About the middle of the night Mary Richling was sitting very still and upright on a large, dark horse that stood champing his Mexican bit in the black shadow of a great oak. Mary held by the bridle another horse, whose naked saddle-tree was empty. A few steps in front of her the light of the full moon shone almost straight down upon a narrow road that just there emerged from the shadow of woods on either side and divided into a main right fork and a much smaller one that curved around to Mary’s left. Off in the direction of the main fork the sky was all aglow with camp-fires. Only just here on the left there was a cool and grateful darkness.

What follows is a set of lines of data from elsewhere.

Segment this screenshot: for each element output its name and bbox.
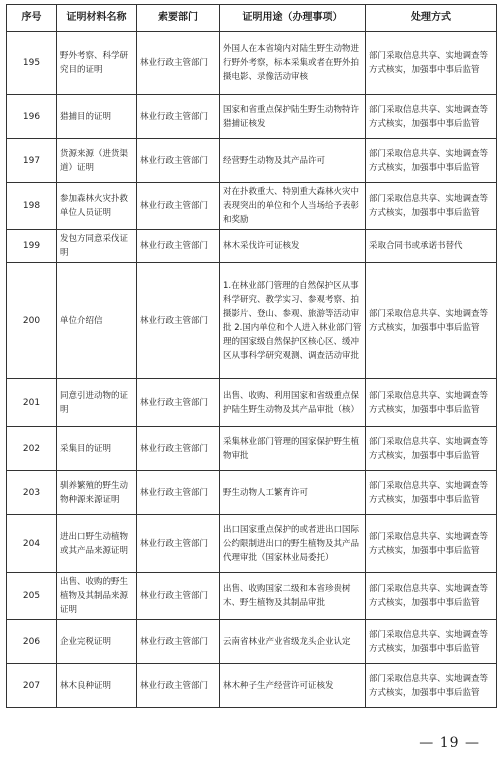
cell-use: 采集林业部门管理的国家保护野生植物审批 <box>220 427 366 471</box>
cell-use: 出售、收购、利用国家和省级重点保护陆生野生动物及其产品审批（核） <box>220 379 366 427</box>
cell-name: 货源来源（进货渠道）证明 <box>57 139 137 183</box>
table-row <box>7 573 497 620</box>
cell-method: 部门采取信息共享、实地调查等方式核实，加强事中事后监管 <box>366 515 497 573</box>
cell-method: 部门采取信息共享、实地调查等方式核实，加强事中事后监管 <box>366 32 497 95</box>
table-row <box>7 183 497 230</box>
table-row <box>7 230 497 263</box>
page-number: — 19 — <box>419 735 480 751</box>
cell-use: 外国人在本省境内对陆生野生动物进行野外考察，标本采集或者在野外拍摄电影、录像活动审核 <box>220 32 366 95</box>
cell-method: 部门采取信息共享、实地调查等方式核实，加强事中事后监管 <box>366 139 497 183</box>
cell-use: 野生动物人工繁育许可 <box>220 471 366 515</box>
cell-use: 云南省林业产业省级龙头企业认定 <box>220 620 366 664</box>
cell-dept: 林业行政主管部门 <box>137 183 220 230</box>
cell-no: 198 <box>7 183 57 230</box>
cell-use: 林木种子生产经营许可证核发 <box>220 664 366 708</box>
cell-no: 195 <box>7 32 57 95</box>
cell-name: 企业完税证明 <box>57 620 137 664</box>
cell-dept: 林业行政主管部门 <box>137 664 220 708</box>
table-header-row <box>7 5 497 32</box>
cell-no: 197 <box>7 139 57 183</box>
cell-dept: 林业行政主管部门 <box>137 471 220 515</box>
cell-dept: 林业行政主管部门 <box>137 427 220 471</box>
cell-name: 采集目的证明 <box>57 427 137 471</box>
header-no: 序号 <box>7 5 57 32</box>
table-row <box>7 32 497 95</box>
table-row <box>7 263 497 379</box>
table-row <box>7 515 497 573</box>
cell-dept: 林业行政主管部门 <box>137 620 220 664</box>
header-method: 处理方式 <box>366 5 497 32</box>
cell-method: 部门采取信息共享、实地调查等方式核实，加强事中事后监管 <box>366 379 497 427</box>
table-row <box>7 95 497 139</box>
cell-method: 部门采取信息共享、实地调查等方式核实，加强事中事后监管 <box>366 573 497 620</box>
cell-use: 国家和省重点保护陆生野生动物特许猎捕证核发 <box>220 95 366 139</box>
cell-name: 林木良种证明 <box>57 664 137 708</box>
table-row <box>7 620 497 664</box>
cell-no: 200 <box>7 263 57 379</box>
cell-dept: 林业行政主管部门 <box>137 515 220 573</box>
cell-name: 猎捕目的证明 <box>57 95 137 139</box>
cell-no: 206 <box>7 620 57 664</box>
cell-method: 部门采取信息共享、实地调查等方式核实，加强事中事后监管 <box>366 263 497 379</box>
cell-no: 203 <box>7 471 57 515</box>
cell-no: 199 <box>7 230 57 263</box>
cell-method: 采取合同书或承诺书替代 <box>366 230 497 263</box>
cell-no: 204 <box>7 515 57 573</box>
cell-method: 部门采取信息共享、实地调查等方式核实，加强事中事后监管 <box>366 664 497 708</box>
cell-dept: 林业行政主管部门 <box>137 263 220 379</box>
cell-no: 207 <box>7 664 57 708</box>
cell-use: 经营野生动物及其产品许可 <box>220 139 366 183</box>
cell-dept: 林业行政主管部门 <box>137 379 220 427</box>
table-row <box>7 471 497 515</box>
table-row <box>7 379 497 427</box>
cell-no: 202 <box>7 427 57 471</box>
table-row <box>7 427 497 471</box>
cell-name: 驯养繁殖的野生动物种源来源证明 <box>57 471 137 515</box>
cell-name: 参加森林火灾扑救单位人员证明 <box>57 183 137 230</box>
cell-no: 196 <box>7 95 57 139</box>
cell-method: 部门采取信息共享、实地调查等方式核实，加强事中事后监管 <box>366 620 497 664</box>
cell-dept: 林业行政主管部门 <box>137 32 220 95</box>
cell-method: 部门采取信息共享、实地调查等方式核实，加强事中事后监管 <box>366 427 497 471</box>
cell-use: 对在扑救重大、特别重大森林火灾中表现突出的单位和个人当场给予表彰和奖励 <box>220 183 366 230</box>
header-use: 证明用途（办理事项） <box>220 5 366 32</box>
cell-name: 出售、收购的野生植物及其制品来源证明 <box>57 573 137 620</box>
cell-method: 部门采取信息共享、实地调查等方式核实，加强事中事后监管 <box>366 183 497 230</box>
cell-dept: 林业行政主管部门 <box>137 139 220 183</box>
cell-name: 单位介绍信 <box>57 263 137 379</box>
cell-dept: 林业行政主管部门 <box>137 95 220 139</box>
cell-name: 野外考察、科学研究目的证明 <box>57 32 137 95</box>
evidence-table <box>6 4 497 708</box>
header-dept: 索要部门 <box>137 5 220 32</box>
cell-name: 同意引进动物的证明 <box>57 379 137 427</box>
cell-use: 1.在林业部门管理的自然保护区从事科学研究、教学实习、参观考察、拍摄影片、登山、参观、旅游等活动审批 2.国内单位和个人进入林业部门管理的国家级自然保护区核心区、缓冲区从事科学研究观测、调查活动审批 <box>220 263 366 379</box>
cell-name: 发包方同意采伐证明 <box>57 230 137 263</box>
header-name: 证明材料名称 <box>57 5 137 32</box>
cell-use: 出口国家重点保护的或者进出口国际公约限制进出口的野生植物及其产品代理审批（国家林业局委托） <box>220 515 366 573</box>
cell-dept: 林业行政主管部门 <box>137 573 220 620</box>
table-row <box>7 139 497 183</box>
cell-use: 出售、收购国家二级和本省珍贵树木、野生植物及其制品审批 <box>220 573 366 620</box>
cell-dept: 林业行政主管部门 <box>137 230 220 263</box>
table-row <box>7 664 497 708</box>
cell-no: 205 <box>7 573 57 620</box>
cell-method: 部门采取信息共享、实地调查等方式核实，加强事中事后监管 <box>366 95 497 139</box>
cell-use: 林木采伐许可证核发 <box>220 230 366 263</box>
cell-no: 201 <box>7 379 57 427</box>
cell-name: 进出口野生动植物或其产品来源证明 <box>57 515 137 573</box>
cell-method: 部门采取信息共享、实地调查等方式核实，加强事中事后监管 <box>366 471 497 515</box>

She lifted her head alertly. A twig crackled under a tread, and the next moment a man came out of the bushes on the left and, without a word, took the bridle of the led horse from her fingers and vaulted into the saddle. The hand that rested for a moment on the cantle grasped a navy-six. He was dressed in dull homespun, but he was the same who had been dressed in blue. He turned his horse and led the way down the lesser road.
“If we’d of gone three hundred yards further, we’d a run into the pickets. I went nigh enough to see the videts settin’ on their horses in the main road. This here ain’t no road; it just goes up to a nigger quarters. I’ve got one of the niggers to show us the way.”
“Where is he?” whispered Mary, but, before her companion could answer, a tattered form moved from behind a bush a little in advance and started ahead in the path, walking and beckoning. Presently they turned into a clear, open forest and followed the long, rapid, swinging strides of the negro for nearly an hour. Then they halted on the bank of a deep, narrow stream. The negro made a motion for them to keep well to the right when they should enter the water. The white man softly lifted Alice to his arms, and directed and assisted Mary to kneel in her saddle with her skirts gathered carefully under her; so they went down into the cold stream, the negro first with arms outstretched above the flood, then Mary and then the white man, or let us say plainly the spy, with the unawakened child on his breast. And so they rose out of it on the farther side without a shoe or garment wet, save the rags of their dark guide.
Again they followed him along a line of stake-and-rider fence, with the woods on one side and the bright moonlight flooding a field of young cotton on the other. Now they heard the distant baying of housedogs, now the doleful call of the chuckwill’s widow, and once Mary’s blood turned for an instant to ice at the unearthly shriek of a hoot-owl just above her head. At length they found themselves in a dim, narrow road, and the negro stopped.